CADA VEZ MÁS JÓVENES COMETEN DELITOS
En el primer semestre detuvieron a 253 chicos entre 10 y 17 años. En total se desbarataron 204 grupos delictivos, pandillas y bandas. Se trabajó en forma coordinada con Guardia de Infantería, Grupos Operativos Especiales, Comando Radioeléctrico y comisarías.
La Jefatura de la Unidad Regional I, división Relaciones Policiales, de la Policía de la provincia de Santa Fe desbarató entre el 1° de enero y 30 de julio de 2003, 204 bandas, grupos delictivos y pandillas en la ciudad, con un total de 783 personas que las integraban.
De ellas 253 tenían entre 10 y 17 años; 334 entre 18 y 25; 114 entre 26 y 35; 57 entre 36 y 45; 33 más de 45 años. La franja que va de los 10 a los 25 años representa el 74,58 por ciento del total de las detenciones realizadas.
“Esto indica un abrupto incremento de la delincuencia juvenil, con un descenso cada vez mayor de las edades de quienes integran bandas. En muchos casos son liderados por menores e integrados por mayores de edad. El 32 por ciento de los detenidos tiene menos de 17 años de edad”, sostiene el informe.
Rafael Grau, jefe de Relaciones Policiales de la URI, explicó que la Jefatura conformó diferentes actividades de prevención en la que dispuso tareas conjuntas. Por su parte, la División Investigaciones reúne la información haciendo inteligencia de acuerdo con denuncias de vecinos, para luego transmitirla a las unidades operacionales como Guardia de Infantería, Grupos Operativos Especiales (GOE), Comando Radioeléctrico y comisarías, con el fin de que se tenga un panorama de los distintos sectores de la ciudad”.
Y agregó que “muchas detenciones fueron realizadas en forma sorpresiva y diagramadas por la Jefatura con la acción directa del GOE en razón de la peligrosidad de algunos de los integrantes”.
Del total, 94 bandas, pandillas y grupos delictivos fueron detenidas en horas de la noche, entre las 20 y las 6 de la mañana; 58 a la mañana, entre las 6 y las 12; y 52 a la tarde, entre las 12 y las 20.
En tanto, 34 de las 204 fueron detenidas en la zona centro y centro este de la ciudad; 18 en los barrios Barranquitas, Santa Rosa de Lima, San Lorenzo y Centenario; y 35 en Villa Hipódromo, Yapeyú, San Agustín y Los Troncos.
Parecidas pero diferentes
Para comprender el modo de actuar de los grupos delictivos, bandas y pandillas, Grau brindó una serie de características de cada una de ellas.
El grupo delictivo mantiene una unión circunstancial, despliega su actividad de acuerdo a necesidades, conveniencia, picardía o con el propósito de demostrar valentía o poder. Se reúnen para salir juntos con un objetivo, por ejemplo van a un baile y al regresar, cuando ya no tienen dinero en el bolsillo, asaltan a una pareja, rompen vidrieras, se hacen llevar por un taxi y le roban. Antes se denominaban “patotitas”, pero ahora son más violentas.
La banda es un grupo conformado por tres o más personas que se reúnen esporádicamente para cometer algunos delitos.

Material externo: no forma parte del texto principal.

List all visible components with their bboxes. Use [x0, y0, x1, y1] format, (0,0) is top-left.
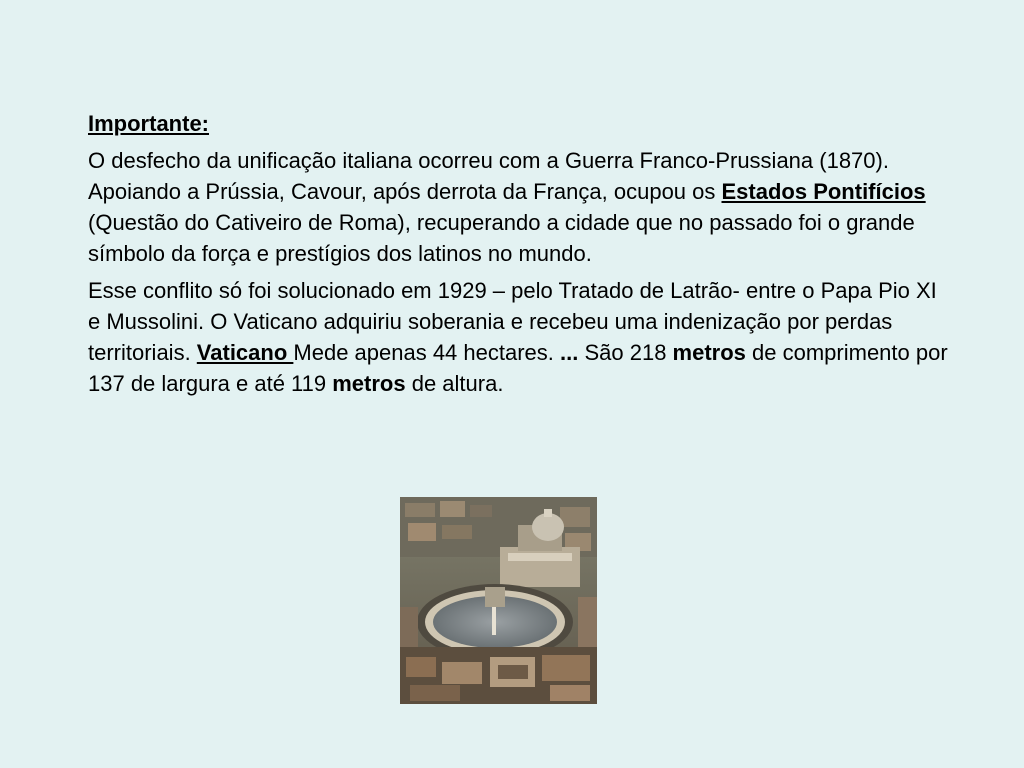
- paragraph-vaticano: [88, 275, 948, 399]
- metros-bold-2: metros: [332, 371, 406, 396]
- vatican-aerial-photo-icon: [400, 497, 597, 704]
- metros-bold-1: metros: [672, 340, 746, 365]
- vaticano-link[interactable]: Vaticano: [196, 340, 294, 365]
- estados-pontificios-link[interactable]: Estados Pontifícios: [721, 179, 926, 204]
- paragraph1-text-1: O desfecho da unificação italiana ocorreu com a Guerra Franco-Prussiana (1870). Apoiando a Prússia, Cavour, após derrota da França, ocupou os: [88, 148, 889, 204]
- text-block: [88, 108, 948, 405]
- paragraph2-text-1: Esse conflito só foi solucionado em 1929 – pelo Tratado de Latrão- entre o Papa Pio XI e Mussolini. O Vaticano adquiriu soberania e recebeu uma indenização por perdas territoriais.: [88, 278, 937, 365]
- paragraph2-text-5: de altura.: [405, 371, 504, 396]
- paragraph2-text-2: Mede apenas 44 hectares.: [293, 340, 561, 365]
- paragraph1-text-2: (Questão do Cativeiro de Roma), recuperando a cidade que no passado foi o grande símbolo da força e prestígios dos latinos no mundo.: [88, 210, 915, 266]
- ellipsis-text: ...: [560, 340, 579, 365]
- heading-importante: Importante:: [88, 111, 209, 136]
- paragraph2-text-4: de comprimento por 137 de largura e até 119: [88, 340, 948, 396]
- paragraph2-text-3: São 218: [578, 340, 673, 365]
- paragraph-unificacao: [88, 145, 948, 269]
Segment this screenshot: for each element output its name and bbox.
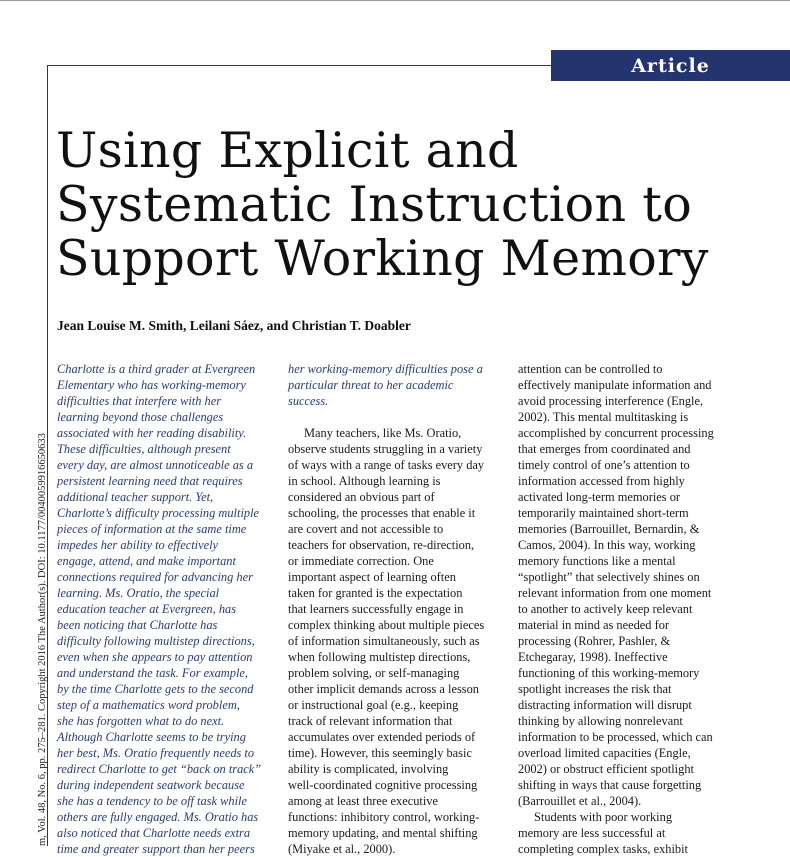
text-line: activated long-term memories or (518, 490, 681, 504)
text-line: impedes her ability to effectively (57, 538, 219, 552)
text-line: Charlotte is a third grader at Evergreen (57, 362, 256, 376)
text-line: material in mind as needed for (518, 618, 670, 632)
text-line: Although Charlotte seems to be trying (57, 730, 246, 744)
text-line: accomplished by concurrent processing (518, 426, 714, 440)
text-line: to another to actively keep relevant (518, 602, 693, 616)
text-line: among at least three executive (288, 794, 438, 808)
body-paragraph (288, 425, 500, 857)
text-line: also noticed that Charlotte needs extra (57, 826, 251, 840)
text-line: processing (Rohrer, Pashler, & (518, 634, 671, 648)
text-line: Elementary who has working-memory (57, 378, 246, 392)
text-line: (Barrouillet et al., 2004). (518, 794, 642, 808)
text-line: track of relevant information that (288, 714, 453, 728)
body-paragraph (518, 809, 730, 857)
text-line: These difficulties, although present (57, 442, 231, 456)
text-line: been noticing that Charlotte has (57, 618, 218, 632)
text-line: information to be processed, which can (518, 730, 713, 744)
body-paragraph (518, 361, 730, 809)
text-line: and understand the task. For example, (57, 666, 248, 680)
text-line: functions: inhibitory control, working- (288, 810, 480, 824)
text-line: by the time Charlotte gets to the second (57, 682, 254, 696)
text-line: connections required for advancing her (57, 570, 253, 584)
text-line: Camos, 2004). In this way, working (518, 538, 696, 552)
text-line: Etchegaray, 1998). Ineffective (518, 650, 668, 664)
text-line: she has forgotten what to do next. (57, 714, 225, 728)
title-line: Support Working Memory (56, 230, 709, 287)
text-line: Many teachers, like Ms. Oratio, (304, 426, 462, 440)
text-line: learning beyond those challenges (57, 410, 224, 424)
text-line: education teacher at Evergreen, has (57, 602, 237, 616)
text-line: overload limited capacities (Engle, (518, 746, 691, 760)
title-line: Systematic Instruction to (56, 176, 693, 233)
text-line: relevant information from one moment (518, 586, 712, 600)
text-line: that emerges from coordinated and (518, 442, 691, 456)
title-line: Using Explicit and (56, 122, 519, 179)
top-border (0, 0, 790, 1)
text-line: schooling, the processes that enable it (288, 506, 476, 520)
text-line: teachers for observation, re-direction, (288, 538, 475, 552)
text-line: 2002) or obstruct efficient spotlight (518, 762, 694, 776)
text-line: attention can be controlled to (518, 362, 663, 376)
column-2 (288, 361, 500, 857)
column-3 (518, 361, 730, 857)
text-line: time and greater support than her peers (57, 842, 255, 856)
frame-top-line (47, 65, 551, 66)
text-line: distracting information will disrupt (518, 698, 692, 712)
text-line: every day, are almost unnoticeable as a (57, 458, 254, 472)
text-line: even when she appears to pay attention (57, 650, 253, 664)
text-line: taken for granted is the expectation (288, 586, 463, 600)
column-1-intro-vignette (57, 361, 269, 857)
text-line: well-coordinated cognitive processing (288, 778, 478, 792)
text-line: or instructional goal (e.g., keeping (288, 698, 459, 712)
text-line: effectively manipulate information and (518, 378, 712, 392)
text-line: timely control of one’s attention to (518, 458, 690, 472)
text-line: Students with poor working (534, 810, 673, 824)
text-line: engage, attend, and make important (57, 554, 236, 568)
article-section-label: Article (631, 54, 710, 77)
author-list: Jean Louise M. Smith, Leilani Sáez, and Christian T. Doabler (57, 318, 411, 333)
text-line: learning. Ms. Oratio, the special (57, 586, 220, 600)
text-line: (Miyake et al., 2000). (288, 842, 396, 856)
text-line: accumulates over extended periods of (288, 730, 476, 744)
text-line: of information simultaneously, such as (288, 634, 480, 648)
text-line: ability is complicated, involving (288, 762, 449, 776)
text-line: success. (288, 394, 329, 408)
text-line: time). However, this seemingly basic (288, 746, 472, 760)
text-line: important aspect of learning often (288, 570, 456, 584)
journal-citation-note: m, Vol. 48, No. 6, pp. 275–281. Copyright 2016 The Author(s). DOI: 10.1177/0040059916650633 (37, 433, 48, 846)
text-line: “spotlight” that selectively shines on (518, 570, 700, 584)
text-line: that learners successfully engage in (288, 602, 464, 616)
text-line: particular threat to her academic (288, 378, 454, 392)
text-line: when following multistep directions, (288, 650, 471, 664)
text-line: persistent learning need that requires (57, 474, 243, 488)
text-line: complex thinking about multiple pieces (288, 618, 485, 632)
text-line: considered an obvious part of (288, 490, 435, 504)
text-line: functioning of this working-memory (518, 666, 700, 680)
text-line: completing complex tasks, exhibit (518, 842, 688, 856)
text-line: of ways with a range of tasks every day (288, 458, 485, 472)
vignette-continuation (288, 361, 500, 409)
text-line: associated with her reading disability. (57, 426, 247, 440)
text-line: problem solving, or self-managing (288, 666, 460, 680)
text-line: 2002). This mental multitasking is (518, 410, 689, 424)
text-line: she has a tendency to be off task while (57, 794, 247, 808)
text-line: pieces of information at the same time (57, 522, 247, 536)
text-line: her best, Ms. Oratio frequently needs to (57, 746, 255, 760)
text-line: memory functions like a mental (518, 554, 676, 568)
text-line: information accessed from highly (518, 474, 685, 488)
text-line: her working-memory difficulties pose a (288, 362, 483, 376)
text-line: others are fully engaged. Ms. Oratio has (57, 810, 259, 824)
text-line: in school. Although learning is (288, 474, 441, 488)
text-line: memory updating, and mental shifting (288, 826, 478, 840)
text-line: memory are less successful at (518, 826, 666, 840)
text-line: difficulty following multistep directions, (57, 634, 255, 648)
text-line: during independent seatwork because (57, 778, 245, 792)
text-line: Charlotte’s difficulty processing multiple (57, 506, 260, 520)
text-line: memories (Barrouillet, Bernardin, & (518, 522, 700, 536)
text-line: temporarily maintained short-term (518, 506, 689, 520)
text-line: difficulties that interfere with her (57, 394, 222, 408)
text-line: additional teacher support. Yet, (57, 490, 214, 504)
text-line: spotlight increases the risk that (518, 682, 672, 696)
article-title (56, 124, 709, 286)
article-section-tab (551, 50, 790, 81)
text-line: other implicit demands across a lesson (288, 682, 479, 696)
text-line: are covert and not accessible to (288, 522, 444, 536)
text-line: step of a mathematics word problem, (57, 698, 240, 712)
text-line: avoid processing interference (Engle, (518, 394, 704, 408)
text-line: or immediate correction. One (288, 554, 434, 568)
text-line: observe students struggling in a variety (288, 442, 483, 456)
text-line: thinking by allowing nonrelevant (518, 714, 683, 728)
text-line: shifting in ways that cause forgetting (518, 778, 702, 792)
text-line: redirect Charlotte to get “back on track” (57, 762, 262, 776)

La pandilla copa la cuadra donde estipulan la cita, la cual suele ser en inmediación de un kiosco, intersección de calles o en un punto de encuentro fijo. Hacen gala de tener posesión y control de un lugar. Es frecuente encontrarlas en edificios de departamentos. Se diferencian por el corte de cabello, pintura, vocabulario y, fundamentalmente, por el consumo de sustancias estupefacientes. Se caracterizan por la intimidación pública que ejercen. Los reconocen en los barrios como los tira-tiros, cobran peajes a repartidores de mercadería, y muestran su agresividad en horas nocturnas, de día se muestran pasivos pero con miradas intimidantes. Suelen ser muy agresivos. La prueba a la que se someten para ingresar y formar parte del grupo es cometer algún delito que agrade al resto, ése es el pasaporte.

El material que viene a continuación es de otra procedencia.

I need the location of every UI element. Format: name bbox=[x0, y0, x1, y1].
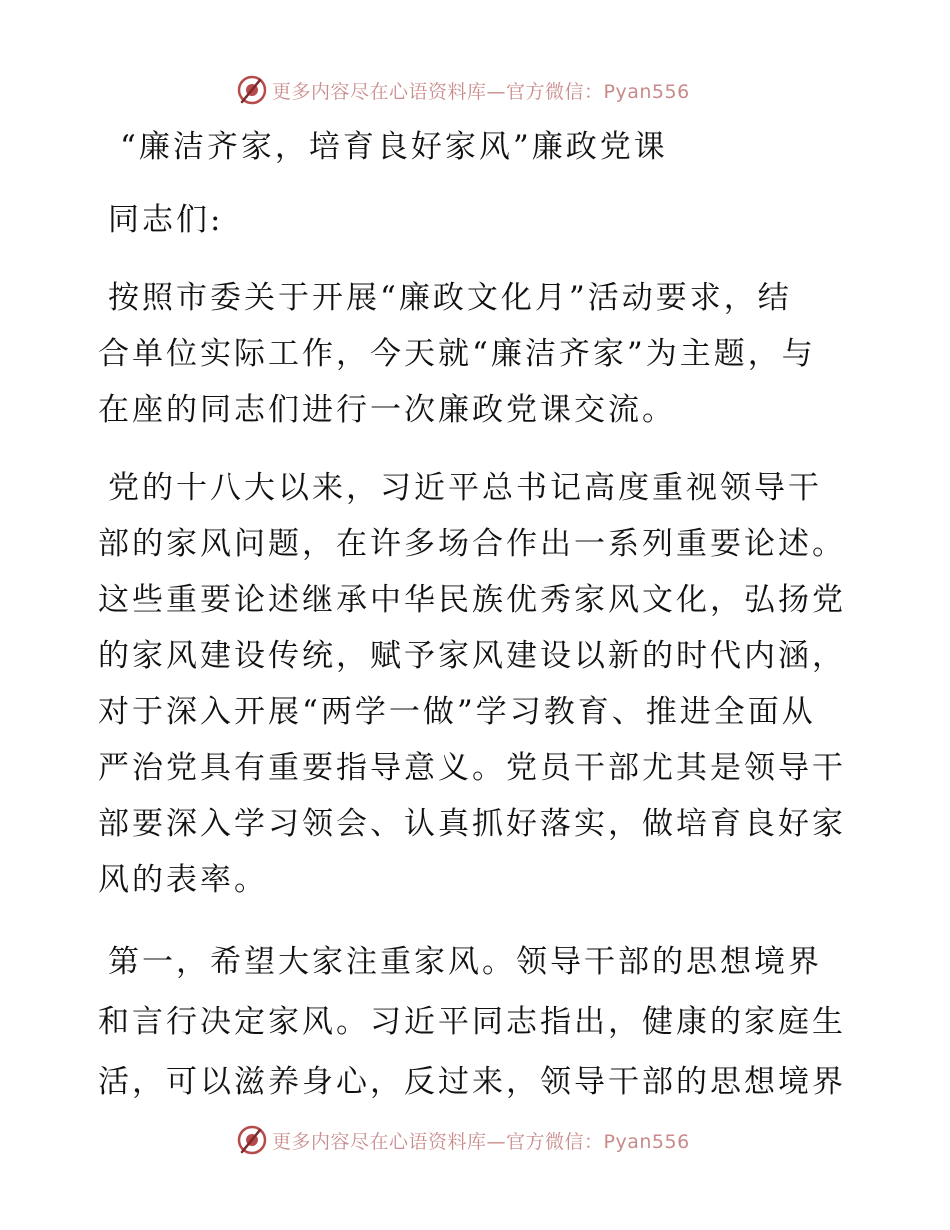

En general, por los apodos de los integrantes de estos grupos, se observa una absorción grave de la ficción que muestra a menudo la televisión. Algunos de los que utilizan son: Harry (por Harry el sucio); Mike (como Tyson); King Kong; Cara de goma; He-Man; Terminator.
Cabe aclarar que no se trata de una asociación ilícita para cometer delitos, la cual se caracteriza por su permanencia, coherencia, organización, distribución de roles, la dirección recae en la cabeza de algún integrante, y hay una preparación sincronizada para la ejecución del delito.